A Dig Deeper Article by Production Dramaturg Alex de Rouyan, Sam Villetard, and Alex Ward.
Metatheatricality is one of the core theatrical frameworks that Everybody utilizes in order to create, deepen, and expose its central themes. So what is metatheatre? While the tenets and characteristics of metatheatre have existed throughout dramatic literature and productions since ancient Greece, they were not isolated, and characterized until 1963. It is absolutely true that the works of playwrights such as Samuel Beckett and Jean Genet deal heavily in the world of metatheatre, and aptly at that. However, it was not until American playwright, essayist, and theatre critic, Lionel Abel, published Metatheatre: A New View of Dramatic Form that the concepts and philosophy surrounding the practice would be defined in legitimate scholarly detail.

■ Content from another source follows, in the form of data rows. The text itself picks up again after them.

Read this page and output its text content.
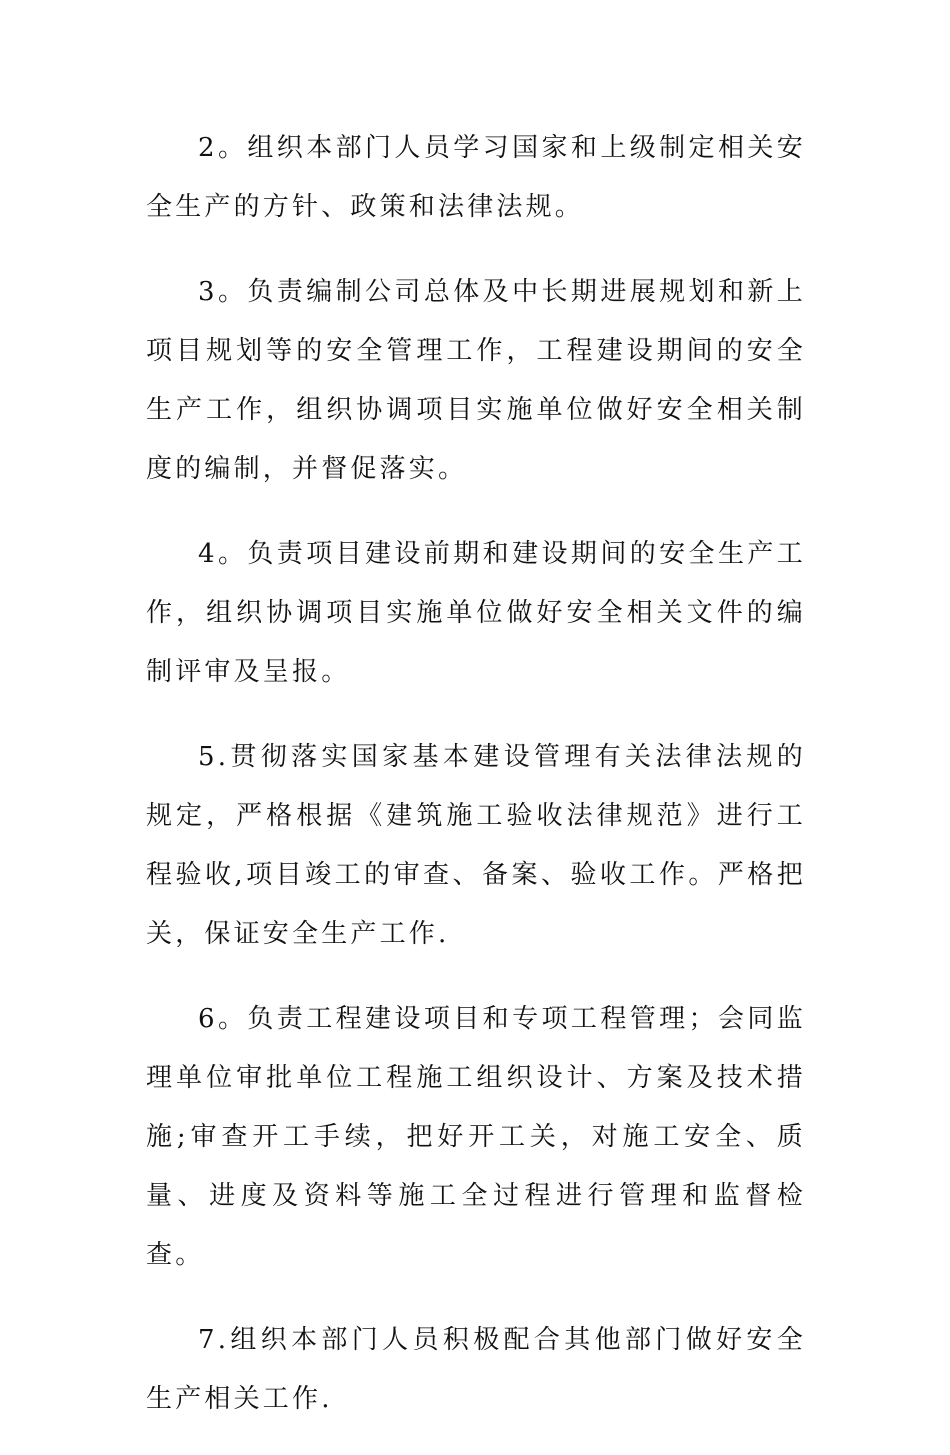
2。组织本部门人员学习国家和上级制定相关安全生产的方针、政策和法律法规。

3。负责编制公司总体及中长期进展规划和新上项目规划等的安全管理工作，工程建设期间的安全生产工作，组织协调项目实施单位做好安全相关制度的编制，并督促落实。

4。负责项目建设前期和建设期间的安全生产工作，组织协调项目实施单位做好安全相关文件的编制评审及呈报。

5.贯彻落实国家基本建设管理有关法律法规的规定，严格根据《建筑施工验收法律规范》进行工程验收,项目竣工的审查、备案、验收工作。严格把关，保证安全生产工作.

6。负责工程建设项目和专项工程管理；会同监理单位审批单位工程施工组织设计、方案及技术措施;审查开工手续，把好开工关，对施工安全、质量、进度及资料等施工全过程进行管理和监督检查。

7.组织本部门人员积极配合其他部门做好安全生产相关工作.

Metatheatre is the theatrical form or approach to a play in which traditional dramatic realism is intentionally usurped in such a way that the play as a theatrical concept is consciously called into question by the audience. Throughout dramatic literature, this often takes the form of dramatic action that is far removed from what is believable to an audience that is accustomed to a conventional theatrical framework. Or it does so by omitting the “fourth wall” entirely in a way that folds the audience into the world of the play. By calling into question the artificiality of traditional theatrical framework, it inherently enables the audience to have a dialogue on the sincerity of the structure of our own inherent reality. Utilizing these tactics, metatheatre pursues the goal of forcing the audience to observe and contemplate their own reality in a much deeper and more visceral way through the theatrical experience, and thus lends itself well to plays that explore themes that require this type of audience introspection.
This is, in large part, what Everybodyseeks to do, and hence why the play responds so strongly to the metatheatrical form. The play utilizes metatheatricality to amplify and modernize the moralistic themes of the original Medieval Era morality play Everyman. The show’s use of semiotics through its metatheatrical framework, permits the audience to contemplate on how the play interacts with their own reality. Thus, allowing the themes and questions that the play poses to be more permissible to the viewers.